Cela est d’autant plus vrai que la Russie a des plans pour un nouvel arrangement de sécurité paneuropéen qui, dans la logique du nouveau “concept stratégique”, se révèle comme une terrible concurrence pour l’OTAN… Ou disons plutôt ceci: le nouveau “concept stratégique” de l’OTAN pour prévenir le plan Medvedev, dont l’OTAN craint bien qu’il pourrait la tuer, malgré le désintérêt où ce plan se trouve aujourd’hui, y compris de la part de la Russie elle-même… Mais l’OTAN, en survie artificielle depuis vingt ans, a peur de tout, de son ombre autant que de celle de la Russie. D’autre part et par conséquent, puisqu’on ne peut se passer de la Russie, il faut alors séduire la Russie, – et comment faire si l’on suit une démarche qui, pour réussir, contrarie ce qui est encore perçue comme l’une des ambitions majeures de la Russie (le plan Medvedev)? Poursuivons l’inventaire jusqu’au grandiose final, qui donne la solution-miracle: pourquoi pas une Russie dans l’OTAN?

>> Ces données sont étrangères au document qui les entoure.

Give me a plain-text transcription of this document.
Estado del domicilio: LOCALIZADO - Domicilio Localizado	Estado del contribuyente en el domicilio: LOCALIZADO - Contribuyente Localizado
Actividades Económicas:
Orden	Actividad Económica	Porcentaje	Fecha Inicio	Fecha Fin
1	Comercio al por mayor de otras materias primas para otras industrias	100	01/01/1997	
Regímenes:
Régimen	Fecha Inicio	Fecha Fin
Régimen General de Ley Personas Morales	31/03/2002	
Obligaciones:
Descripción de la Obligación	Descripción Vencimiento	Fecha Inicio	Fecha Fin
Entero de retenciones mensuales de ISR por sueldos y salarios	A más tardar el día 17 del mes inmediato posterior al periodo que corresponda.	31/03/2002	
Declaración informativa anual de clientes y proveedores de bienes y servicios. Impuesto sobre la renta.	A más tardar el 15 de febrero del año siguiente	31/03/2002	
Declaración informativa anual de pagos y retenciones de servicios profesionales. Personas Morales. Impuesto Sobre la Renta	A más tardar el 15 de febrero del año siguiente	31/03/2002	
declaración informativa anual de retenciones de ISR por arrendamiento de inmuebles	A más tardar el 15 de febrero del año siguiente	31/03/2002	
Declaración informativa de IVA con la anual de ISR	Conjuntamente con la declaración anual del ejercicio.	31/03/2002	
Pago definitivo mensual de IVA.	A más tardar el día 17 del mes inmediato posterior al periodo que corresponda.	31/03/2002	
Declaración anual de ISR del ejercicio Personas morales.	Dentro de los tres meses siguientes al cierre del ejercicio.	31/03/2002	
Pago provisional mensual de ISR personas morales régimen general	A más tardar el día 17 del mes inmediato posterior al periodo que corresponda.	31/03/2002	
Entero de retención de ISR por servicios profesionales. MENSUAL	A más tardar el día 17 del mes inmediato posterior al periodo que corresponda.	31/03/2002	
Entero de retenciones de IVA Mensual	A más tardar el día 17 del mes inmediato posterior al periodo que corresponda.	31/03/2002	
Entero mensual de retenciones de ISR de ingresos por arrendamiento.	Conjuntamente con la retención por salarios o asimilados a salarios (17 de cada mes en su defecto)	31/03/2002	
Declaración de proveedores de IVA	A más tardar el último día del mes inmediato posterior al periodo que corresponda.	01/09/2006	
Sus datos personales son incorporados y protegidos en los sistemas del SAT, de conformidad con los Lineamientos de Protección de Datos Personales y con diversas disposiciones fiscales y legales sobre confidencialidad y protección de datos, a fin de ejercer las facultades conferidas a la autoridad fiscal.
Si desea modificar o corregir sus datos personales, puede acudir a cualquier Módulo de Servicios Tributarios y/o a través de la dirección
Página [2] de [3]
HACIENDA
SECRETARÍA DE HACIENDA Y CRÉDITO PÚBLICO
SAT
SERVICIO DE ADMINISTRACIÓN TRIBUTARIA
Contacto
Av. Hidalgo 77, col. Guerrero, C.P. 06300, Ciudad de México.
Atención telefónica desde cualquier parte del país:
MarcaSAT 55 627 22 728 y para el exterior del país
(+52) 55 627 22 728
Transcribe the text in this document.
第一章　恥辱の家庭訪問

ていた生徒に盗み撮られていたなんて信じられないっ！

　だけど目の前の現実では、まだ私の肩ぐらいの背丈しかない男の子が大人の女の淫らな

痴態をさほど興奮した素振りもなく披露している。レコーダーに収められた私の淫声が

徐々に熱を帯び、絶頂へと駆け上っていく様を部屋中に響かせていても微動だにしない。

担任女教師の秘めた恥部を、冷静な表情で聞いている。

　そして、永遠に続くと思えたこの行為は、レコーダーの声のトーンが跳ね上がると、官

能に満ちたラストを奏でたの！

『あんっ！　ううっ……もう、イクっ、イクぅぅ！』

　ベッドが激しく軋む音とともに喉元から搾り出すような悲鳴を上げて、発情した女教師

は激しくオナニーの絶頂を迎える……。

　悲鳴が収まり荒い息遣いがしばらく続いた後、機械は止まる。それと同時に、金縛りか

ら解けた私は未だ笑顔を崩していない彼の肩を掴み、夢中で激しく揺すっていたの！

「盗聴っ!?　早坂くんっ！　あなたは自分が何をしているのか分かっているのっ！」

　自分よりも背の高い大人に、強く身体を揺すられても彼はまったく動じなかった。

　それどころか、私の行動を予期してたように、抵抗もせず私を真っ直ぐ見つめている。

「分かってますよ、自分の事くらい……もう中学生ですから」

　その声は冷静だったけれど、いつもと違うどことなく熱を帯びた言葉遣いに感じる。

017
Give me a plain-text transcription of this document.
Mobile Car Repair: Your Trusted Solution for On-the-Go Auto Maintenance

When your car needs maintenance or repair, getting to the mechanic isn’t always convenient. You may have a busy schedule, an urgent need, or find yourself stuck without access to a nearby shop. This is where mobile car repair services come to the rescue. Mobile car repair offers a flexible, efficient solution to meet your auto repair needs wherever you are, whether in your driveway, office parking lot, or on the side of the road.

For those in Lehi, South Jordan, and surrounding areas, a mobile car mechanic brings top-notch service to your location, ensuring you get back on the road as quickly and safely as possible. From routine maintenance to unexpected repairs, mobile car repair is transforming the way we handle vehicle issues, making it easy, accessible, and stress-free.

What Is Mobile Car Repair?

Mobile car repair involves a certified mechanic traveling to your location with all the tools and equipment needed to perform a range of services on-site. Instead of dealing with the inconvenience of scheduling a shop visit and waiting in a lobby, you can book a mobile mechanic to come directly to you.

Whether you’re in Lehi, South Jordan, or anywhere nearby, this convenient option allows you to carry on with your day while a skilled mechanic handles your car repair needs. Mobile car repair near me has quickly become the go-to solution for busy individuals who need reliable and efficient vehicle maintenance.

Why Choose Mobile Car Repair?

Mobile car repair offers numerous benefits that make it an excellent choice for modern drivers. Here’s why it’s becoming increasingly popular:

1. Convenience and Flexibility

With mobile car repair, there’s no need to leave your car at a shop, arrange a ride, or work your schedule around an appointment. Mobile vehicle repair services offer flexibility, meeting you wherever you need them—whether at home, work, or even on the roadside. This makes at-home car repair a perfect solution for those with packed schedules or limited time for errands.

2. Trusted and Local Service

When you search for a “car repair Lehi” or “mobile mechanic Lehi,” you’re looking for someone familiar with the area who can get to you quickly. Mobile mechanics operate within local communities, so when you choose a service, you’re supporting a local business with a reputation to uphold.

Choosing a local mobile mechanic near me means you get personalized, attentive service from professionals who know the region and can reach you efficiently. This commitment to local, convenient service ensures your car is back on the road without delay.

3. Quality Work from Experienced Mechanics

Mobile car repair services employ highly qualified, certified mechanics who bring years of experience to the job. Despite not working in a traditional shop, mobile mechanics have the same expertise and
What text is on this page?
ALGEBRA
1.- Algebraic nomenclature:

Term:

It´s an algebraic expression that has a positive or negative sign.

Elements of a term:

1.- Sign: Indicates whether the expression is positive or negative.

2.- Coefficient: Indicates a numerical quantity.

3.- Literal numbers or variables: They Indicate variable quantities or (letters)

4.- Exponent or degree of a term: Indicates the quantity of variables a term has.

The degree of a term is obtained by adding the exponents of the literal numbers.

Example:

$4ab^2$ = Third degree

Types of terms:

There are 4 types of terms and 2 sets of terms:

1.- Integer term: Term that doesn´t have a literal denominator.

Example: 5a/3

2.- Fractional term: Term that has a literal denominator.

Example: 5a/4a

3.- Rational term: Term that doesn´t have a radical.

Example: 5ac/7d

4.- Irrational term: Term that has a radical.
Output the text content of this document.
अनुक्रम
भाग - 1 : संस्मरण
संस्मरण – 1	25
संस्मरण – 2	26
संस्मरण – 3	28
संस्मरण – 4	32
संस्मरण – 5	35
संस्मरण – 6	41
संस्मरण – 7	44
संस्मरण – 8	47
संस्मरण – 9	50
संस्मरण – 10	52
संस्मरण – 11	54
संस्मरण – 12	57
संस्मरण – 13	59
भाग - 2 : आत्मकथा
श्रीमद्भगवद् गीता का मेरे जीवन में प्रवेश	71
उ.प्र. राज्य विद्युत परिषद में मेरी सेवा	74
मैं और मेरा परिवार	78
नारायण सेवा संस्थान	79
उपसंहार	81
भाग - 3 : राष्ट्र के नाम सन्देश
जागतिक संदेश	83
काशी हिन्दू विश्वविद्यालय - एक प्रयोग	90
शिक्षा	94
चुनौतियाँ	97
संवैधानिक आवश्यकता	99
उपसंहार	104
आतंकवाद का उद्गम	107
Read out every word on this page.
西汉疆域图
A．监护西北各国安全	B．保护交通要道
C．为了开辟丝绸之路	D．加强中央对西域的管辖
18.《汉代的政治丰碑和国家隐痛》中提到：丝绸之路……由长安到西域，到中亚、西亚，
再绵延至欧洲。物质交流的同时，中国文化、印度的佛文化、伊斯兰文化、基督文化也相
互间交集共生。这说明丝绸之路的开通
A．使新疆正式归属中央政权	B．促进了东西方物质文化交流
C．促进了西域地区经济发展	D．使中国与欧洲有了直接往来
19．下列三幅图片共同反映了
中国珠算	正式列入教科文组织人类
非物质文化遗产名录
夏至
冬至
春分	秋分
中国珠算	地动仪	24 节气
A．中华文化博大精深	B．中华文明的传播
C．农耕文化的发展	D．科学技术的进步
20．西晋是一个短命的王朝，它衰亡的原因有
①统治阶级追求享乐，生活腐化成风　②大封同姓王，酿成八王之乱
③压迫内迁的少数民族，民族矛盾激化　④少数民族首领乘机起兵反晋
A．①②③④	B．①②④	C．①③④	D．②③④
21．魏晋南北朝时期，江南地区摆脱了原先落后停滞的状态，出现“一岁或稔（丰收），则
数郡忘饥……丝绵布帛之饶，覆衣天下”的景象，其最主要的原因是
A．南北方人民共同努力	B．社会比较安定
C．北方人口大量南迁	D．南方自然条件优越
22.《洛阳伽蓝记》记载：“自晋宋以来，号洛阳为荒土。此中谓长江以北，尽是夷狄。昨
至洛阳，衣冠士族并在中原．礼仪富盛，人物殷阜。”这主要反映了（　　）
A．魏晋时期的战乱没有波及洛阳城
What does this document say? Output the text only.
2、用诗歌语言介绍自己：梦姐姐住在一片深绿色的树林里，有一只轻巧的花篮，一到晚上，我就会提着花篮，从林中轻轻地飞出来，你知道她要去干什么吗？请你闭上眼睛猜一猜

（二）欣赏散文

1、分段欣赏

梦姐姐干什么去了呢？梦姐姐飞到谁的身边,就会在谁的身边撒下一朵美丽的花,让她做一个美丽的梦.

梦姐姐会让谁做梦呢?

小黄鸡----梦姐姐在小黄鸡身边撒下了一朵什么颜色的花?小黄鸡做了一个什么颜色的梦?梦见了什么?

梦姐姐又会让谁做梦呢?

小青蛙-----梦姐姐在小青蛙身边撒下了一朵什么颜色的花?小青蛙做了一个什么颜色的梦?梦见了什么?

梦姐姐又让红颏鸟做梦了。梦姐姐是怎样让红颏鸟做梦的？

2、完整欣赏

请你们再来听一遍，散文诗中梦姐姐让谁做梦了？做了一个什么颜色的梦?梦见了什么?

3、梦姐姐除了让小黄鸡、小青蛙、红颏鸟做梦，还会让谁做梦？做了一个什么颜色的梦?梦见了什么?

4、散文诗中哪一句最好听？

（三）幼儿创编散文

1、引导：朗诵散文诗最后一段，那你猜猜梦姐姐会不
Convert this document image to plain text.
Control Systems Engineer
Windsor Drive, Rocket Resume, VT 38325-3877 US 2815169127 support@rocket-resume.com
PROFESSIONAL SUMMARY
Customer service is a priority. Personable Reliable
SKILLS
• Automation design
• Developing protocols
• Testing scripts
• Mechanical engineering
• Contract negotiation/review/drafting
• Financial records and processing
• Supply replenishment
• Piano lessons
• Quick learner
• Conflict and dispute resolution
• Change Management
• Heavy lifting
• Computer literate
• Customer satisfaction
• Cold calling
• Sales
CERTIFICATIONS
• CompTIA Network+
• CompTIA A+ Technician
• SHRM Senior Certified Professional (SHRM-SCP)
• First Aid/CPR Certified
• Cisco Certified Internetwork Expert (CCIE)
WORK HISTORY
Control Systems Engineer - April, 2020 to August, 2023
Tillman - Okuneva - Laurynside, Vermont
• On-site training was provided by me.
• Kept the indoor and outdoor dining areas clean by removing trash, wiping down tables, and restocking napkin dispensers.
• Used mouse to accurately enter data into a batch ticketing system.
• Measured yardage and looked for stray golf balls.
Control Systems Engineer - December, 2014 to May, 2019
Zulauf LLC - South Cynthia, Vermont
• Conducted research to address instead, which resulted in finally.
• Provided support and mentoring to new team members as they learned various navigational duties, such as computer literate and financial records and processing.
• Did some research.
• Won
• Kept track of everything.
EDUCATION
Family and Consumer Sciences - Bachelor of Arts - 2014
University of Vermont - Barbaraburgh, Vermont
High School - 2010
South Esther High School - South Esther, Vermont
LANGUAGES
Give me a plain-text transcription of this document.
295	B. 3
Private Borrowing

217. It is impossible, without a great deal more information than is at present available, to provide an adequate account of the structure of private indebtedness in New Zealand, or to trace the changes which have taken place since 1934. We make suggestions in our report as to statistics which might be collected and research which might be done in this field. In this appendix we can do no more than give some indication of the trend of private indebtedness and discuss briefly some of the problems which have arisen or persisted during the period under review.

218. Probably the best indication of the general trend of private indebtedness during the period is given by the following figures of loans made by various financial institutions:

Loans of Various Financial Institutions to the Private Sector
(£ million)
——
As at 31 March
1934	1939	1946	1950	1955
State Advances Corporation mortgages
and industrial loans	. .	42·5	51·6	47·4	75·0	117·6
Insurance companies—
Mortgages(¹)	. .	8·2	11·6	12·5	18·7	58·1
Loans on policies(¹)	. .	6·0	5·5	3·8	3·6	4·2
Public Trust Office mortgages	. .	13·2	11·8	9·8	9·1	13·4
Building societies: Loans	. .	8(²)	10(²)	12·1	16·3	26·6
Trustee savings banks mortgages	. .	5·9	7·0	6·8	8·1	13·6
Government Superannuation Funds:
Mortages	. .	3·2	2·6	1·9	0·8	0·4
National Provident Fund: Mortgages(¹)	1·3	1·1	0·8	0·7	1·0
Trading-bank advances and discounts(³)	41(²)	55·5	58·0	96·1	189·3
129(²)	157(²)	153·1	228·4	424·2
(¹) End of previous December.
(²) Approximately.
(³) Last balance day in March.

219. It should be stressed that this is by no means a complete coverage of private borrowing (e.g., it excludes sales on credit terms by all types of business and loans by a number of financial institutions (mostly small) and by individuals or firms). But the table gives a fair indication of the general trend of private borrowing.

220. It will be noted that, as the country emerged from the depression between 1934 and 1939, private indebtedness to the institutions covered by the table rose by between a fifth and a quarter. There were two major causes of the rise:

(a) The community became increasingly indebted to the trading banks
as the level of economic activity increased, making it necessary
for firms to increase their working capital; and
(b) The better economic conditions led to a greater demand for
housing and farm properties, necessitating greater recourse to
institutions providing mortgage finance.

Par conséquent, la plaisanterie terminale de Fediachine ne l’est plus tellement, ce que semble confirmer neuf jours plus tard Lord George. Disons qu’elle est plutôt une façon de dire à l’OTAN, pour prendre date: “Si vous avez cette idée derrière la tête, il faudra passer à la caisse et proposer à la Russie un marché où elle s’y retrouvera diablement.” Bref, on n’intègre pas la Russie dans l’OTAN comme on le fait d’une vulgaire Lettonie, ou comme le fait une France sarkozyste réintégrant la “famille atlantique”, en n’ayant toujours pas très bien expliqué, ni encore moins compris pourquoi cela fut fait.
Le décor est planté, il reste à explorer d’autres territoires. Car nous n’avons pas été sans remarquer que cette idée de l’intégration de la Russie dans l’OTAN est largement propagée de sources britanniques également. C’est le cas de Lord George Robertson, comme c’était le cas, il y a peu, d’un article du Times dont nous nous faisions l’écho le 3 octobre 2009. Déjà, à cette époque, nous nous nous attachions à une hypothèse dont nous ne voyons pas en quoi l’intervention de Robertson la contredit, bien au contraire.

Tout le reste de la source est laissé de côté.